Она видела отцовскую лавку и засаленный прилавок, на котором матушка раскладывает куски вощеной бумаги.
…вырезка и корейка… каре ягненка… и свиные ножки, отскобленные добела… птичьи потрошка… рулеты… и темно-красная тяжелая печень, которую класть надобно отдельно, чтобы чистое мясо не пропиталось запахом печеночной крови.
…за почками и ноздреватыми сизо-розовыми легкими явится к вечеру старуха Макдамон и будет долго торговаться, а потом дрожащими руками отсчитывать монетки. Матушка же, жалости преисполнившись, сунет тайком в сверток с почками пару вчерашних колбасок…
– Марта… – Голос Ульне терялся в звонком мушином жужжании. Вечно по весне от мух не спастись было, хоть бы отец по всей лавке развешивал пучки мыльянника. – Марта… пожалуйста…

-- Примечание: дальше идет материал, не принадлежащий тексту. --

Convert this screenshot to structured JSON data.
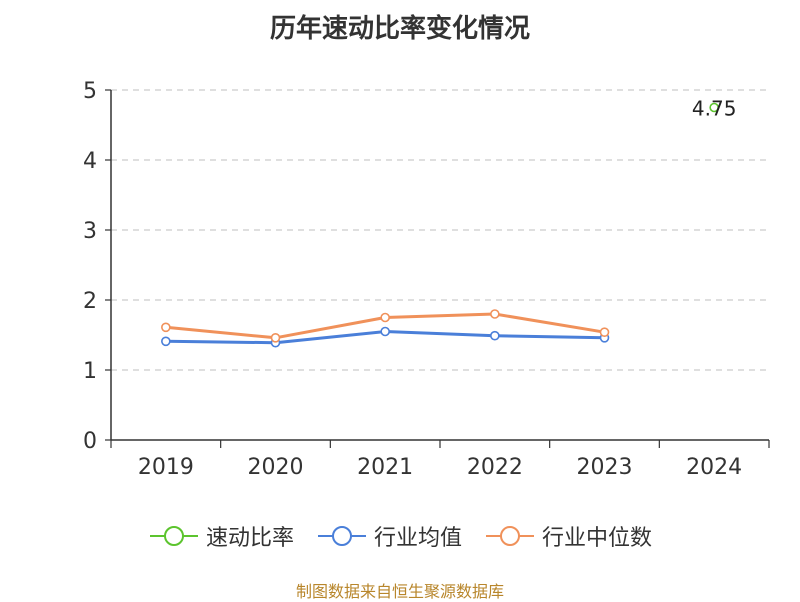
{
  "chart_data": {
    "type": "line",
    "title": "历年速动比率变化情况",
    "categories": [
      "2019",
      "2020",
      "2021",
      "2022",
      "2023",
      "2024"
    ],
    "ylim": [
      0,
      5
    ],
    "yticks": [
      0,
      1,
      2,
      3,
      4,
      5
    ],
    "grid": true,
    "legend_position": "bottom",
    "series": [
      {
        "name": "速动比率",
        "color": "#5cc42e",
        "values": [
          null,
          null,
          null,
          null,
          null,
          4.75
        ],
        "labels": [
          null,
          null,
          null,
          null,
          null,
          "4.75"
        ]
      },
      {
        "name": "行业均值",
        "color": "#4a7fd9",
        "values": [
          1.41,
          1.39,
          1.55,
          1.49,
          1.46,
          null
        ]
      },
      {
        "name": "行业中位数",
        "color": "#f0915a",
        "values": [
          1.61,
          1.46,
          1.75,
          1.8,
          1.54,
          null
        ]
      }
    ]
  },
  "source": "制图数据来自恒生聚源数据库"
}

Мухи кружатся, садятся на мясо, и Марта должна сгонять их, но она устала, да и скучно просто так сидеть. И она дремлет, мечтая о том, как однажды наденет красивое платье, как у барышень в парке, непременно розовое и с оборками…
– Марта, скажи ему…
Она все же открыла глаза.
Нет лавки и мяса, старуха Макдамон давным-давно померла, а мухи… мухи вечны, небось доводят теперь кого иного. Лицо Ульне темным пятном выделялось на белой подушке. Открытые глаза ее подернулись белесой пленкой, а посиневшие губы шевелились.
– Марта…
– Здесь я, здесь. – Марта мысленно прокляла себя за слабость. Спать она легла… всегда-то была сонлива, ленива и теперь вот… и что делать?
Этого звать?
Или сразу врача?
Или никого не звать, но позволить Ульне тихо отойти? Она ж мучится, цепляется за жизнь.

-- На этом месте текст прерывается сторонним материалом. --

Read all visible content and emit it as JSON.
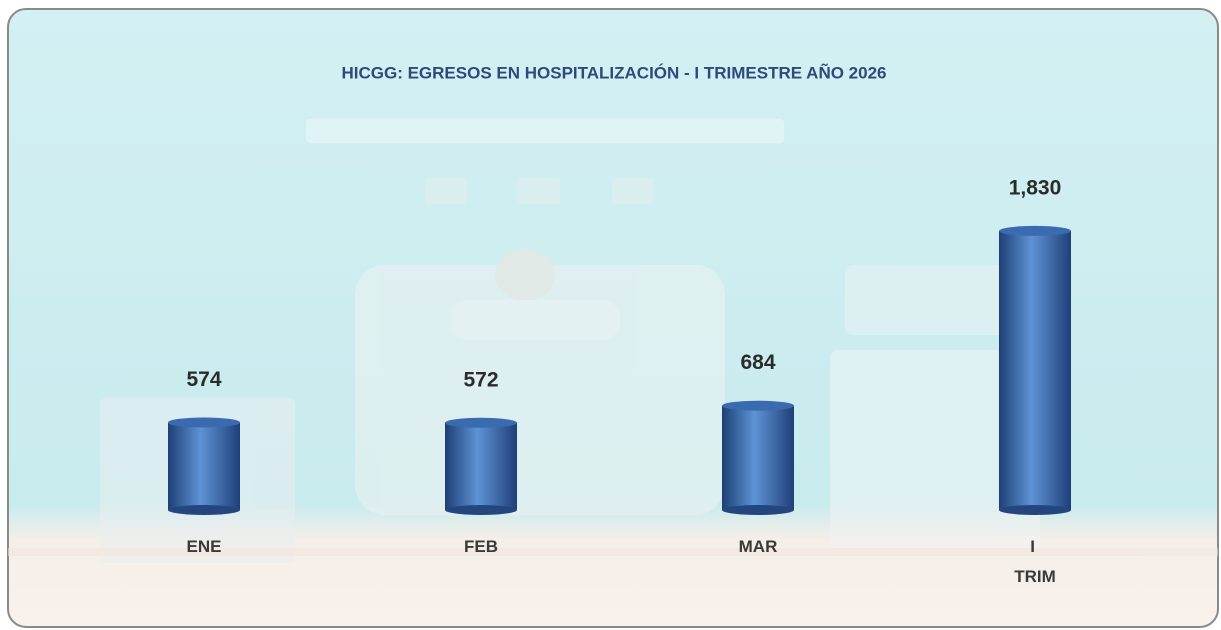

– Я и только, хочешь, его позову?
– Нет. – Ульне дышала сипло, и грудь ее вздымалась, а в горле клекотало. – Не… успеешь… ушел… вернется – скажи… не надо… скажи… я не велела… останови.
– Так разве ж он меня послушает? – Марта держала ту, которая давно стала сестрой, любимой или нет – не столь важно. Привычной. – Потерпи. Сама и скажешь. Сейчас я порошочков намешаю… что?
– Дура.
– Как есть дура, обе мы, Ульне, дуры… только разве ж теперь меняться?
Кажется, она засмеялась.
Хриплый, сиплый, клекочущий смех, которым Ульне захлебывалась, и Марта держала голову ее, гладила изрезанные морщинами щеки, пытаясь сдержать слезы. А когда Ульне затихла, забывшись сном – пусть будет легким, – медленно сползла с кровати. Ушел, стало быть… надолго ли?

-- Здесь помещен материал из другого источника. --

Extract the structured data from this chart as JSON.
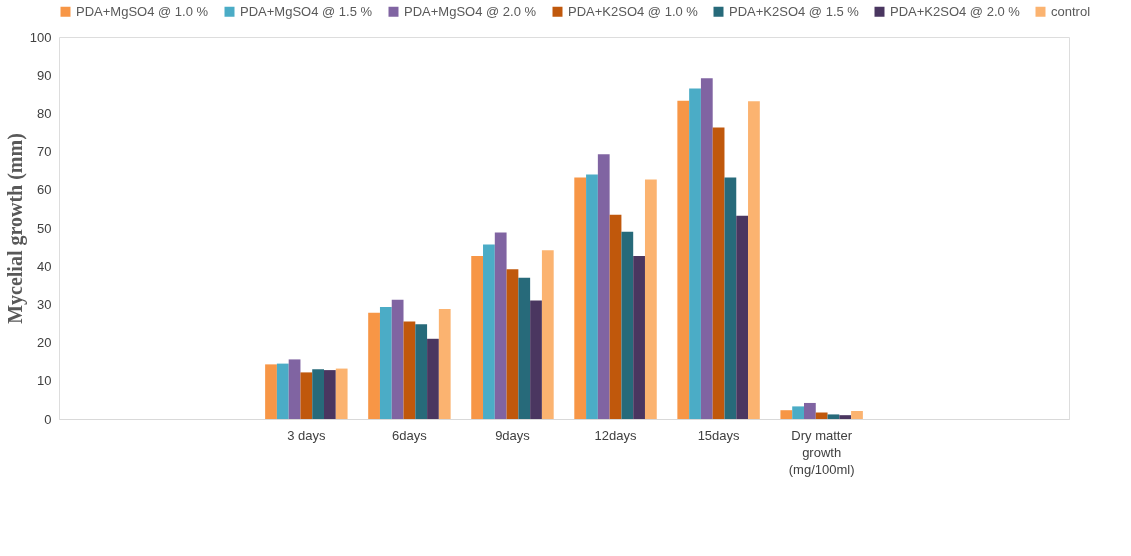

На часах – четверть пятого, но за окном светло, и часам веры нет… массивный ключ с длинной цевкой лежал на столике, меж шкатулкой с бусами и старым канделябром. Марта взяла его… и положила на место. Она подошла к шкафу, тронула медные ручки его…
…если этот вернется, то Марте точно не жить.
…но разве она так уж боится смерти? Боится, но… справится со страхом.
Сунув в рот последнее печеньице, Марта вытащила из мотков пряжи ключ, отерла его о не слишком чистую рубаху. Ключ повернулся в замке беззвучно, и дверь открылась.
Жаль, что свеча почти погасла, темноты Марта боялась, пожалуй, больше, чем смерти.